It's easy, for me at least, to become overly enamored with The Brain. Don't get me wrong, I don't consider mine particularly extraordinary, but the brain is such a slavish devotee of facts and evidence and proof, all of which are so attractive for their statuesque certainty. What if The Truth is an argument you could someday win if you just piled on enough facts and evidence? What if The Truth was a single destination to which meticulous research and dispassionate calculation would same day lead you? That's a siren song if ever there was one, though a most appealing one.
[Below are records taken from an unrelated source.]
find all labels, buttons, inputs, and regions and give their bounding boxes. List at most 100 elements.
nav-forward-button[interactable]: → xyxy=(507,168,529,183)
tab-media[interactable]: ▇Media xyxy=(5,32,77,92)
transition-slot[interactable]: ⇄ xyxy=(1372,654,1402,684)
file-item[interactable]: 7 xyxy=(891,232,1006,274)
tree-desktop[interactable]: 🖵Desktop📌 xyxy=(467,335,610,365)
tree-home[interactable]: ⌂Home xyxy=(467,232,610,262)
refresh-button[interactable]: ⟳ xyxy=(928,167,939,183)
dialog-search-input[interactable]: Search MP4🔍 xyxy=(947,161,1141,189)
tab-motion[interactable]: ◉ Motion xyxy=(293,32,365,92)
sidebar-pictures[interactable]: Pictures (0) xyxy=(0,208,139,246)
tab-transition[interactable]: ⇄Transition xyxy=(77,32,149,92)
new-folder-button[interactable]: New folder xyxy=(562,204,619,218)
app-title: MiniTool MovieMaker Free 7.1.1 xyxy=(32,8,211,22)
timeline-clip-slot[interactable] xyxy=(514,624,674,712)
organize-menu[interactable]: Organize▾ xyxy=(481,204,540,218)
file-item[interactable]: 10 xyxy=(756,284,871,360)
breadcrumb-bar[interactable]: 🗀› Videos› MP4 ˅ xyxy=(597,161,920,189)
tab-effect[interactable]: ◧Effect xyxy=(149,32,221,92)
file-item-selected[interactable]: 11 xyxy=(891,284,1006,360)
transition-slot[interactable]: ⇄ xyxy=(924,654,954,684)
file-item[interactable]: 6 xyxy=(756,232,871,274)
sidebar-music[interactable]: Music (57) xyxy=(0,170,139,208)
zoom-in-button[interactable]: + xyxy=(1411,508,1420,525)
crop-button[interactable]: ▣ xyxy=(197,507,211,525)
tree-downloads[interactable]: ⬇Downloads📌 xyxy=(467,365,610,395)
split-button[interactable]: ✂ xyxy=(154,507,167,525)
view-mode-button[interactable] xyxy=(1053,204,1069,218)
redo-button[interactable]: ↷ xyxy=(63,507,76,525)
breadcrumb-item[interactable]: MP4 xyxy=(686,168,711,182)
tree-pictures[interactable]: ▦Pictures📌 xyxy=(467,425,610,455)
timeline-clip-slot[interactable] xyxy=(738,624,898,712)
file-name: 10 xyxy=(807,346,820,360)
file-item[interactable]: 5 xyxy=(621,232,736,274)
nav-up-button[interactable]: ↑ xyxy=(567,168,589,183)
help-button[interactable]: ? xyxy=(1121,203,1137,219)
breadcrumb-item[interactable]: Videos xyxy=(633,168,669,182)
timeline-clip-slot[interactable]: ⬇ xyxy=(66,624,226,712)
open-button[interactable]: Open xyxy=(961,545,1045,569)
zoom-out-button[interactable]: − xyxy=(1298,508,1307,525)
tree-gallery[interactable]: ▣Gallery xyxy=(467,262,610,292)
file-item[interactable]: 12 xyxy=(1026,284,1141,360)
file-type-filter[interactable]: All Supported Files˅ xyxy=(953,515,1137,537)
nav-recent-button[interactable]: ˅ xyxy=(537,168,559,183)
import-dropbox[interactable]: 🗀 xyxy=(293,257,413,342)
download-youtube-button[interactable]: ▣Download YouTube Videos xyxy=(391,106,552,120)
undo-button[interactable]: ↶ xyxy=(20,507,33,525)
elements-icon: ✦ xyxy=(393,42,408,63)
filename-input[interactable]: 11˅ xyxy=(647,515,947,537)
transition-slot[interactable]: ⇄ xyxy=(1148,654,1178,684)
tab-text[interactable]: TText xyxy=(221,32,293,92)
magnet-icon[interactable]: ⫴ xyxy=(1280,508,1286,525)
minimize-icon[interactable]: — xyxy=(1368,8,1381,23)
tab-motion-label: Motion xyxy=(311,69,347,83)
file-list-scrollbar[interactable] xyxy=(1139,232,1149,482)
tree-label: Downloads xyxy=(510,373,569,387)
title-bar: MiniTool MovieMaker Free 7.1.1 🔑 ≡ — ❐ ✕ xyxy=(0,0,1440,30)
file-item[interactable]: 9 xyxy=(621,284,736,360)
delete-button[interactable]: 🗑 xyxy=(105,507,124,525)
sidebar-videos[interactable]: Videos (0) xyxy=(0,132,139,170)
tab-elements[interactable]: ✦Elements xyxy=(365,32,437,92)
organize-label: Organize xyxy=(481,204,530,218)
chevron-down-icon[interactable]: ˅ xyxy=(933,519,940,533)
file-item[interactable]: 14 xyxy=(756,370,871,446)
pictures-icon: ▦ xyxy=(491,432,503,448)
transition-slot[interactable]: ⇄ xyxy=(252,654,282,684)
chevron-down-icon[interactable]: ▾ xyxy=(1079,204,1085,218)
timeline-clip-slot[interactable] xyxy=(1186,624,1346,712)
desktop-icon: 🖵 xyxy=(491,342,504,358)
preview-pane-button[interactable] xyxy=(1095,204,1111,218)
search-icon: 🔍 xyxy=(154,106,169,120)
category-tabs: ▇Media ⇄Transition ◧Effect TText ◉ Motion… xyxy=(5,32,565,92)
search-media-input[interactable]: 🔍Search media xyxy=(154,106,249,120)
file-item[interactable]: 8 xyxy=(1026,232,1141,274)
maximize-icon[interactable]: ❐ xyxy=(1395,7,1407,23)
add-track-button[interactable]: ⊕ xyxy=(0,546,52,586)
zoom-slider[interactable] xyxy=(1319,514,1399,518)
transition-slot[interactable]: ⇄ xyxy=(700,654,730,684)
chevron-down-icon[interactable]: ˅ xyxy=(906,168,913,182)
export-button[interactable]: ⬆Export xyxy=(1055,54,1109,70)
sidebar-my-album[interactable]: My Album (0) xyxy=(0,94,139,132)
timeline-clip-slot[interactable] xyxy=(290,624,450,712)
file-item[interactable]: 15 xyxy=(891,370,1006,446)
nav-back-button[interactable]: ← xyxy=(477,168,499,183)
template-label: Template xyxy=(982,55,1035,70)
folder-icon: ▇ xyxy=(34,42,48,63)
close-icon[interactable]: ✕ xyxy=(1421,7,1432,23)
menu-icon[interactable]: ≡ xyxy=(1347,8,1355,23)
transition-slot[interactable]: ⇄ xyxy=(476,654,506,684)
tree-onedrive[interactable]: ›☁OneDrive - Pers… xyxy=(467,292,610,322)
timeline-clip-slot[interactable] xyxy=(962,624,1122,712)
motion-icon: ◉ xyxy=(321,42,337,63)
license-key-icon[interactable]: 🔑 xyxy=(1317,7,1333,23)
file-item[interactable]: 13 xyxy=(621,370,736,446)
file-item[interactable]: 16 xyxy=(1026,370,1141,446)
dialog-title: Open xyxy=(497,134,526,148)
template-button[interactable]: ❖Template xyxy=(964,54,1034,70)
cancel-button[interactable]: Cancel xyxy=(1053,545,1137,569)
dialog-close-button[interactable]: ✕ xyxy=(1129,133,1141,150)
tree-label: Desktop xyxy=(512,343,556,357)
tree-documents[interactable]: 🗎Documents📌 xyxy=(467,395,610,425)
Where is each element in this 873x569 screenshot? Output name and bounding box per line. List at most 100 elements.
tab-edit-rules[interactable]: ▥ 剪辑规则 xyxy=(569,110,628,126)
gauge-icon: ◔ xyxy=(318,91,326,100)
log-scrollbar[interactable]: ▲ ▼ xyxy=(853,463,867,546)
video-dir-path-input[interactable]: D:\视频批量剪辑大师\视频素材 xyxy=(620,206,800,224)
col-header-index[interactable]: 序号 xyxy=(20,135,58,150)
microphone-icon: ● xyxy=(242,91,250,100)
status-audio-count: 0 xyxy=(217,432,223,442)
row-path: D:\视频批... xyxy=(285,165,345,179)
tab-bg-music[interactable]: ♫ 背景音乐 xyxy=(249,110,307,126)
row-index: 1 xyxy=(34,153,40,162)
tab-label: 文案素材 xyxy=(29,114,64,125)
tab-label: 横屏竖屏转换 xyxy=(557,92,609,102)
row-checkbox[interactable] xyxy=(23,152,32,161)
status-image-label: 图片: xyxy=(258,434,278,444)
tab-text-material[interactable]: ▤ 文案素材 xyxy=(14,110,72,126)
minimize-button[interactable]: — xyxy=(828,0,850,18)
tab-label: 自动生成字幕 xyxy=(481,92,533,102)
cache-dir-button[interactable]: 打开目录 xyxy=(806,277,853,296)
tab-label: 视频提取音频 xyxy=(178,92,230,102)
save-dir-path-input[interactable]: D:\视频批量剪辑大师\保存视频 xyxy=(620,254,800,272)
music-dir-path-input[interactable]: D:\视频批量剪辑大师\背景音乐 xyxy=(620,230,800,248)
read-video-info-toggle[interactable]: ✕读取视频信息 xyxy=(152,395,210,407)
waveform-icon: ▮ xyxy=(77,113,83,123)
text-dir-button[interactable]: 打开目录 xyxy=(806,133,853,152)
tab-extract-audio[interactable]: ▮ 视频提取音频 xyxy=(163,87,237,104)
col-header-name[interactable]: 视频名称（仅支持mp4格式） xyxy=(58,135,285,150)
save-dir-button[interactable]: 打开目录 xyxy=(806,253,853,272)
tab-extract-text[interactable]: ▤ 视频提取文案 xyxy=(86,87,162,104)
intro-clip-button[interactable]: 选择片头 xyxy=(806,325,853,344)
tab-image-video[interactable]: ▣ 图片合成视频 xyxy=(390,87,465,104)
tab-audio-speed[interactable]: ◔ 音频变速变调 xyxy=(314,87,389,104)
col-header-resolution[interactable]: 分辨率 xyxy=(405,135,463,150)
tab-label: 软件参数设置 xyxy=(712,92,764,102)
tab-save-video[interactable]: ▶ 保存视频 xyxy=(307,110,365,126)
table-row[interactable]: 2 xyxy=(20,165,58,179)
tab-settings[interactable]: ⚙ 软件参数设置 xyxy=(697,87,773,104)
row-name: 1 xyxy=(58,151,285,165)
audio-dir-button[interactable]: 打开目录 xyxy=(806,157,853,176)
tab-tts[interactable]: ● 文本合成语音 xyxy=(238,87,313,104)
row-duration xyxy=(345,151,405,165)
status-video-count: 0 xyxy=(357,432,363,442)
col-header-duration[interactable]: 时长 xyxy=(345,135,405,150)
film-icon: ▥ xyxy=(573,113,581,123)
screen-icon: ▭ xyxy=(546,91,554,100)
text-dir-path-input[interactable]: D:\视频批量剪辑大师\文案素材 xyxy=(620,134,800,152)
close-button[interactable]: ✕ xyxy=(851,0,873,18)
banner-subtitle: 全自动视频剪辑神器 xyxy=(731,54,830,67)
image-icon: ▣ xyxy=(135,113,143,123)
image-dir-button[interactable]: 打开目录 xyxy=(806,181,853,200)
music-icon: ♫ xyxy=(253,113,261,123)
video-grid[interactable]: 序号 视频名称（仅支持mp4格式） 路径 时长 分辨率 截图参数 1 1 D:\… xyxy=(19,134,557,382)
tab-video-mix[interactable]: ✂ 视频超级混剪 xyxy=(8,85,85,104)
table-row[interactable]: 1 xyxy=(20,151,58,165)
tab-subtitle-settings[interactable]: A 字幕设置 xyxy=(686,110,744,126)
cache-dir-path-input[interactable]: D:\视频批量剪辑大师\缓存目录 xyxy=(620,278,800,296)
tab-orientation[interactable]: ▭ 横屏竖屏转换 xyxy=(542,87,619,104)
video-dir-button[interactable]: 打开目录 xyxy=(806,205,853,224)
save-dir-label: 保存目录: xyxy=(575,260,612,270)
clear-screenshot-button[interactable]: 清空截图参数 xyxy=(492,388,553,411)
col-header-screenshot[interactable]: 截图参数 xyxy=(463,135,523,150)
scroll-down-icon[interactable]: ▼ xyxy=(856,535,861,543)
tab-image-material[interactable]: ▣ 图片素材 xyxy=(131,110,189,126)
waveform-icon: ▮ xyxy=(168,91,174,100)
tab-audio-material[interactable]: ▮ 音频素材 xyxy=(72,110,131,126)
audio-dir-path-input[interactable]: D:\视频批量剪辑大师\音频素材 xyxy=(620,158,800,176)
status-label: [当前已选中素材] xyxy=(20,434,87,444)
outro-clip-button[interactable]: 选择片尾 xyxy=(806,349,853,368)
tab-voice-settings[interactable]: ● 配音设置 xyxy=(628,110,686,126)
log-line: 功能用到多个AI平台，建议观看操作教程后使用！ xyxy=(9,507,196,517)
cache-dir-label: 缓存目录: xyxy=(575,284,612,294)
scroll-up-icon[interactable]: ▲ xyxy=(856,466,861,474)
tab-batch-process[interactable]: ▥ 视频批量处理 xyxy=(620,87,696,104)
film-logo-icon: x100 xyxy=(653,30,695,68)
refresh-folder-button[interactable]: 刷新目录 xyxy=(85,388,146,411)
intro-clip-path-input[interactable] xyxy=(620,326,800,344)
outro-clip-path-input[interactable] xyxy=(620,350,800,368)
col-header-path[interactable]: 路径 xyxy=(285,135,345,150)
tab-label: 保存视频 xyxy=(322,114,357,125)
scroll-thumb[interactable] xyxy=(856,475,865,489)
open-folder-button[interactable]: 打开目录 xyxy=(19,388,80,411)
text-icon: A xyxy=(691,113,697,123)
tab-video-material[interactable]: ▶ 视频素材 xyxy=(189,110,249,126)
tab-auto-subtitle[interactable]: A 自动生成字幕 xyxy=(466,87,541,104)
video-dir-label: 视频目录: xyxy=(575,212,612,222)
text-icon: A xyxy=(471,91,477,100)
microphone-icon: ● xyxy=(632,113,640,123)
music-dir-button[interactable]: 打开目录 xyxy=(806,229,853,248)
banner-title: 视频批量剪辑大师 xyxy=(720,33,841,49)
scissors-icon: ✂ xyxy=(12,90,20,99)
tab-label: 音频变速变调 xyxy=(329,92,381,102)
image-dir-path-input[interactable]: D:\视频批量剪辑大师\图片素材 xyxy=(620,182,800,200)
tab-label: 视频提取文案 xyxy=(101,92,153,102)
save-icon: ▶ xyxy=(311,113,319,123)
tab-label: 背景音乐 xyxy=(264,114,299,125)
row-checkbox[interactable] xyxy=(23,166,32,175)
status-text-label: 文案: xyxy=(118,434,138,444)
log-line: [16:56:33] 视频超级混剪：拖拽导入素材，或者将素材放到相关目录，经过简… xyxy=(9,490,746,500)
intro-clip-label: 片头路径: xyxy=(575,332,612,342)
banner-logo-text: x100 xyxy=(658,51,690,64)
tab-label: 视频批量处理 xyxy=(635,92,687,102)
Of all the arts, writing would seem the most brain-driven. Your brain is filled with all these word. The bigger the brain, the more words, right? Perception itself would seem to be the brain diluting reality down to its clearest and most digestible parts. Oh, the poets have their soul, but in the end, the novelist's brain, where his research is housed, where his plots are built, where his words are ordered like soldiers to be brought forward and marched across the needed sentences - the brain it where the work happens.
And yet the writer - the poet, novelist, essayist, or blogger - is no different than the painter, the dancer, or composer. All art, all creation, is choice, which is preference. The brain is merely a tool, a loyal servant at the beck and call of the soul, which is the source of all choice and all creation. The soul feels a preference, a direction, which the brain then turns into some kind of mental picture, and then, finally, attaches words to the picture to make sentences and paragrpahs so other people might see and feel the same thing.
I always run into trouble when I try to work from the brain. If you're feeling nervous, the brain is a tempting place to start becuase the brain is all about results and measurements and proof. The soul's only proof is itself. It's always tenuous, in a way, turning to the soul first, because it merely is. It doesn't care what anyone else has written, or what's being bought. or what is clever. It just wants. And yet when you tap into it, when you write from it, when the work travels from the soul to the brain to the page, there is nothing more satisfying. No work can make you feel more alive.
When the work's not coming, it's because you're asking your servant what to say. The servant wants you tell him what to say. He is loyal, hard working, dependable, but utterly uncreative. The brain has never had an original thought in its life.